La jeune fille fut ouvrir.

—Voici une lettre que M. le comte de Tressang envoie à mademoiselle, j’attendrai la réponse.

Louise décacheta la lettre en tremblant et lut:

«Mademoiselle,

«Vous êtes jeune, vous êtes belle, à l’âge de mon fils, moi aussi, je vous eusse adorée comme lui; mais vous êtes, m’a-t-on dit, aussi sage que belle; vous comprendrez ce que je vais vous dire.

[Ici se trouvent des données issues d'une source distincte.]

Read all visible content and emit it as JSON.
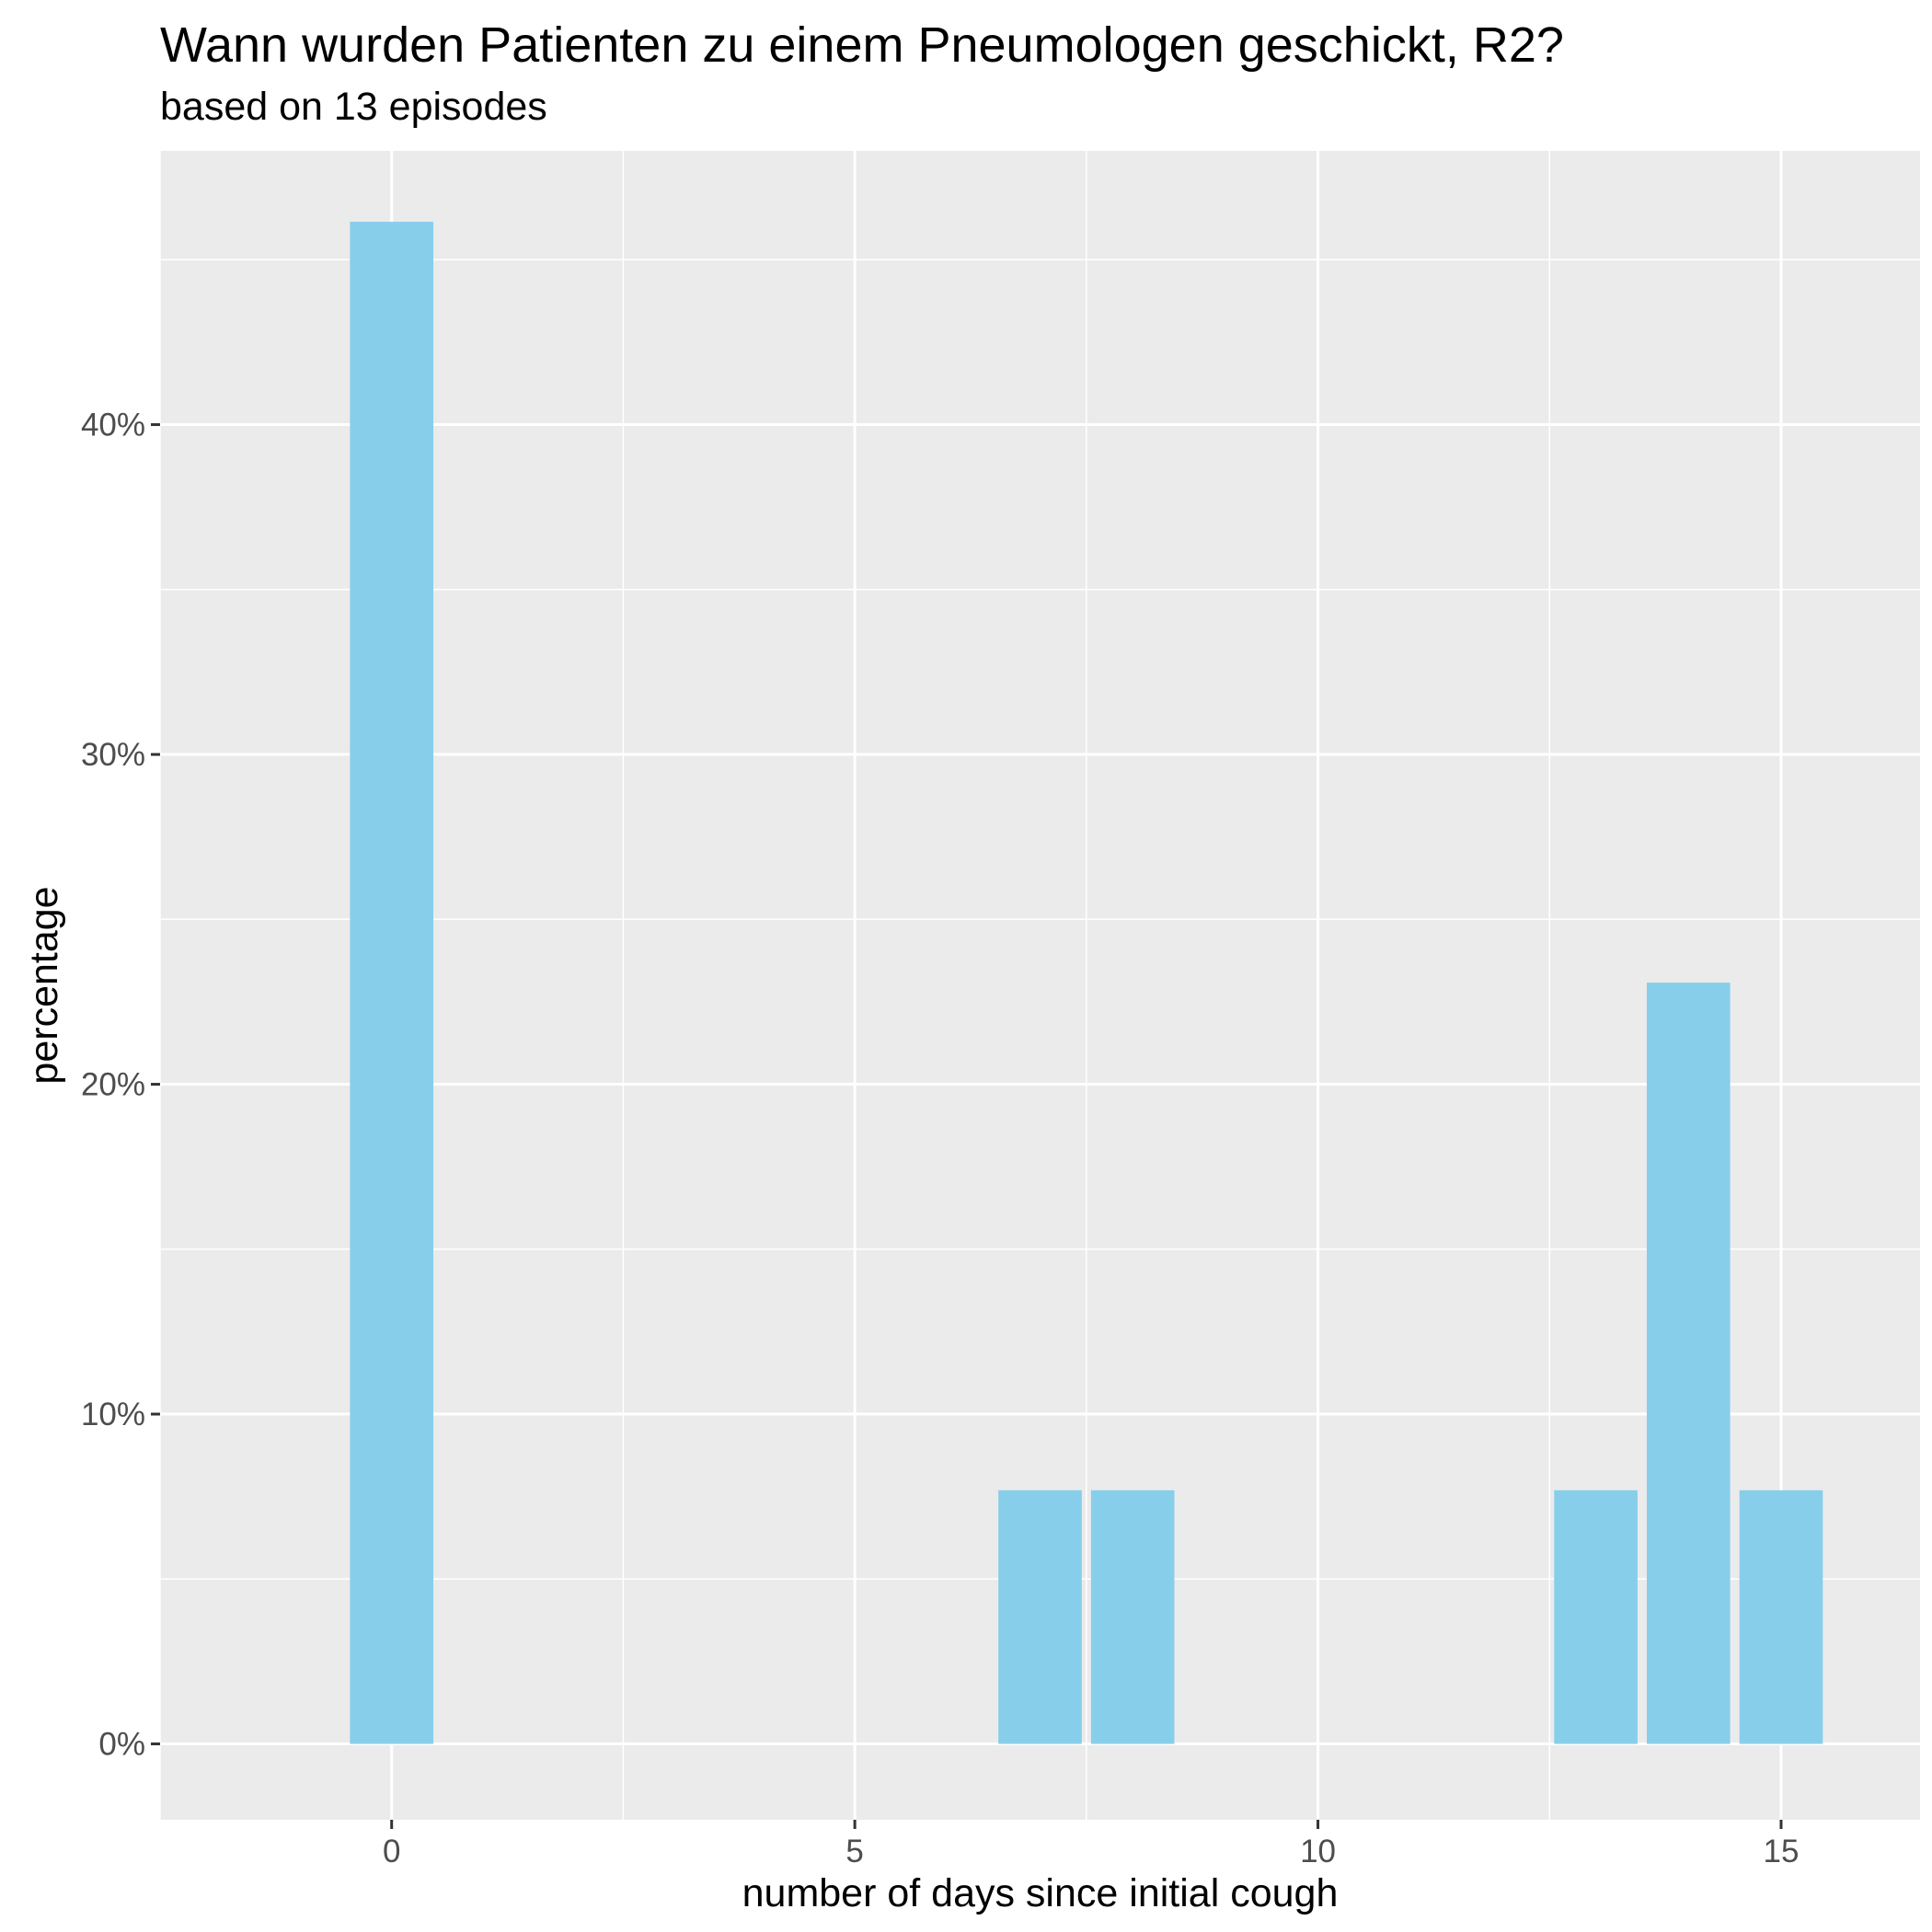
{
  "chart_data": {
    "type": "bar",
    "title": "Wann wurden Patienten zu einem Pneumologen geschickt, R2?",
    "subtitle": "based on 13 episodes",
    "xlabel": "number of days since initial cough",
    "ylabel": "percentage",
    "x": [
      0,
      7,
      8,
      13,
      14,
      15
    ],
    "values": [
      46.15,
      7.69,
      7.69,
      7.69,
      23.08,
      7.69
    ],
    "xlim": [
      -2.5,
      16.5
    ],
    "ylim": [
      -2.3,
      48.3
    ],
    "x_ticks": [
      0,
      5,
      10,
      15
    ],
    "x_tick_labels": [
      "0",
      "5",
      "10",
      "15"
    ],
    "y_ticks": [
      0,
      10,
      20,
      30,
      40
    ],
    "y_tick_labels": [
      "0%",
      "10%",
      "20%",
      "30%",
      "40%"
    ],
    "bar_color": "#87CEEB",
    "panel_color": "#EBEBEB",
    "grid_color": "#FFFFFF",
    "grid": true
  }
}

Mon fils arrive à l’âge où, avec un nom comme le sien, un mariage est nécessaire, indispensable; depuis longtemps son mariage est arrêté avec une femme qui l’aime et lui assure un heureux avenir; vos relations doivent donc cesser, pour quelque temps, au moins... Plus tard, si vous l’aimez toujours...

«En attendant, je vous prie de recevoir, comme témoignage de l’estime que je fais de votre caractère, le coupon de rente que je vous envoie, espérant que vous mettrez mon fils dans l’impossibilité de vous revoir, et de briser par là son existence.

«J’ai l’honneur d’être, etc.»

Un coupon de rente de 1,200 francs était, en effet, renfermé dans la lettre.

Louise ployait la lettre lentement, sans songer au domestique. Celui-ci lui dit:

—On m’a chargé, mademoiselle, d’attendre une réponse.